Reputation: 556
I am trying to display a data frame with Dash. The data frame that I have is https://www.kaggle.com/timoboz/superbowl-history-1967-2020. My goal is to show the data frame on the webpage with one search button that dynamically searches all the columns and filters the data frame.

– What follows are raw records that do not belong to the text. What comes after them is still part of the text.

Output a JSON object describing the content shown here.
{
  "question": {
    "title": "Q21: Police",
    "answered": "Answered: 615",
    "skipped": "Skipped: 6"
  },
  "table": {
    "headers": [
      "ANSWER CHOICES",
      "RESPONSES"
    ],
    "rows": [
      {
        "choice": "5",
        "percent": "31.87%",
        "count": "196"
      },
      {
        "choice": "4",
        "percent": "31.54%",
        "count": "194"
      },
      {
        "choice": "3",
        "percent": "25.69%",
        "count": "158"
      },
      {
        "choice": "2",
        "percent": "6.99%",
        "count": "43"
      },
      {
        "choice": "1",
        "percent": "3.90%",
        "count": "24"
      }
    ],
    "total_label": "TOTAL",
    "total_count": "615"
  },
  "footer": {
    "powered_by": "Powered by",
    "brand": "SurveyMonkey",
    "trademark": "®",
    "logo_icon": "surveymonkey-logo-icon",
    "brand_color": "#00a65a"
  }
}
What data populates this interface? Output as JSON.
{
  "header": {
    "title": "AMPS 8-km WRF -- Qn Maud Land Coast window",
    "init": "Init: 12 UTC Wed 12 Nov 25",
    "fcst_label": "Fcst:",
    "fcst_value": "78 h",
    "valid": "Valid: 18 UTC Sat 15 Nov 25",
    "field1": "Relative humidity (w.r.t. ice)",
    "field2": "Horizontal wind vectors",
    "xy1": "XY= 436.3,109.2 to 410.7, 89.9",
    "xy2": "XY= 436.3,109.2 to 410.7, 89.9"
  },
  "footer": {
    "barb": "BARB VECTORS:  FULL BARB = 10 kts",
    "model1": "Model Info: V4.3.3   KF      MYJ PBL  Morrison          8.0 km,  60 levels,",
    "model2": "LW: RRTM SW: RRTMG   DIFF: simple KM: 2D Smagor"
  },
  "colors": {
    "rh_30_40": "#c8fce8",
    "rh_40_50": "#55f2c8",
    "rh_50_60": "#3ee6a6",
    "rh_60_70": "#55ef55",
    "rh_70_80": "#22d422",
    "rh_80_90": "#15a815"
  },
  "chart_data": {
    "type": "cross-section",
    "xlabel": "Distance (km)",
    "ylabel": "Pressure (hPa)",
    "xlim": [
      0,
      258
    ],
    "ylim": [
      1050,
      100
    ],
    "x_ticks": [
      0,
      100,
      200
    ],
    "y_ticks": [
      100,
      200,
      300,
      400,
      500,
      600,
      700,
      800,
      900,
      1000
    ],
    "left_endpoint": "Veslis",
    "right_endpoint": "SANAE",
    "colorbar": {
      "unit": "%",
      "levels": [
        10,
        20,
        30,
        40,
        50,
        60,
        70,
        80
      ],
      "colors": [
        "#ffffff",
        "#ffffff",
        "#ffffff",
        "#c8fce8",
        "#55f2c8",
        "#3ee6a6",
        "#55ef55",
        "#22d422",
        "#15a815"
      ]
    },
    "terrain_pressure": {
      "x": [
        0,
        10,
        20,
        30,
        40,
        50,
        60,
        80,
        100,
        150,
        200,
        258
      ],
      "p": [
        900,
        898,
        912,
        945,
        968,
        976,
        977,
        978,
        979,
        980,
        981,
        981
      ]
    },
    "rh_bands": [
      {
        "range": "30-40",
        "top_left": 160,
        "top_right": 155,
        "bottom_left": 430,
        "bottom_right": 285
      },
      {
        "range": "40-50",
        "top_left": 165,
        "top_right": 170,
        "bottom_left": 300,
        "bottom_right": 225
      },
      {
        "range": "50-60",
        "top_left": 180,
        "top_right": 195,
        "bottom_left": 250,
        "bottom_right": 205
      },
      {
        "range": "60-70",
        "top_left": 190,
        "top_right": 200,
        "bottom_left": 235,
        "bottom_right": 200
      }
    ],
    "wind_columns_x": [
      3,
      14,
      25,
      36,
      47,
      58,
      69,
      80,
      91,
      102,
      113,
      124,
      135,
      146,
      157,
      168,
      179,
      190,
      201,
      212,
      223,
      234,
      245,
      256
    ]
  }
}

So far, I have the following code that displays the dataframe.
import pandas as pd
import dash
import dash_table
from dash.dependencies import Input, Output
df = pd.read_csv('./Data/superbowl.csv')
PAGE_SIZE = 10
app = dash.Dash(__name__)
app.layout = dash_table.DataTable(
id='datatable-paging',
columns=[
{"name": i, "id": i} for i in df.columns #sorted(df.columns)
],
page_current=0,
page_size=PAGE_SIZE,
page_action='custom',
sort_action='custom',
sort_mode='single',
sort_by=[]
)
@app.callback(
Output('datatable-paging', 'data'),
[Input('datatable-paging', "page_current"),
Input('datatable-paging', "page_size"),
Input('datatable-paging', 'sort_by')])
def update_table(page_current,page_size,sort_by):
if len(sort_by):
dff = df.sort_values(
sort_by[0]['column_id'],
ascending=sort_by[0]['direction'] == 'asc',
inplace=False
)
else:
# No sort is applied
dff = df
return dff.iloc[
page_current * page_size:(page_current + 1) * page_size
].to_dict('records')
if __name__ == '__main__':
app.run_server(debug=True)
After reading through the documentation https://dash.plot.ly/datatable/callbacks especially 'Backend Paging with Filtering', I couldn't find a way to have like a single textbox that would search all the columns and filter the data frame for the matched entries.
Upvotes: 3
Views: 9399
Reputation: 415
The best way to do this would be to use an input component for your search query. This can then update the table by doing a pandas filter. This returns all the rows where any cell contains the text.
Example filter callback below:
@app.callback(
Output('datatable', 'data'),
[Input('filter-input', 'value')])
def update_table(filter_string):
dff = df[df.apply(lambda row: row.str.contains(filter_string, regex=False).any(), axis=1)]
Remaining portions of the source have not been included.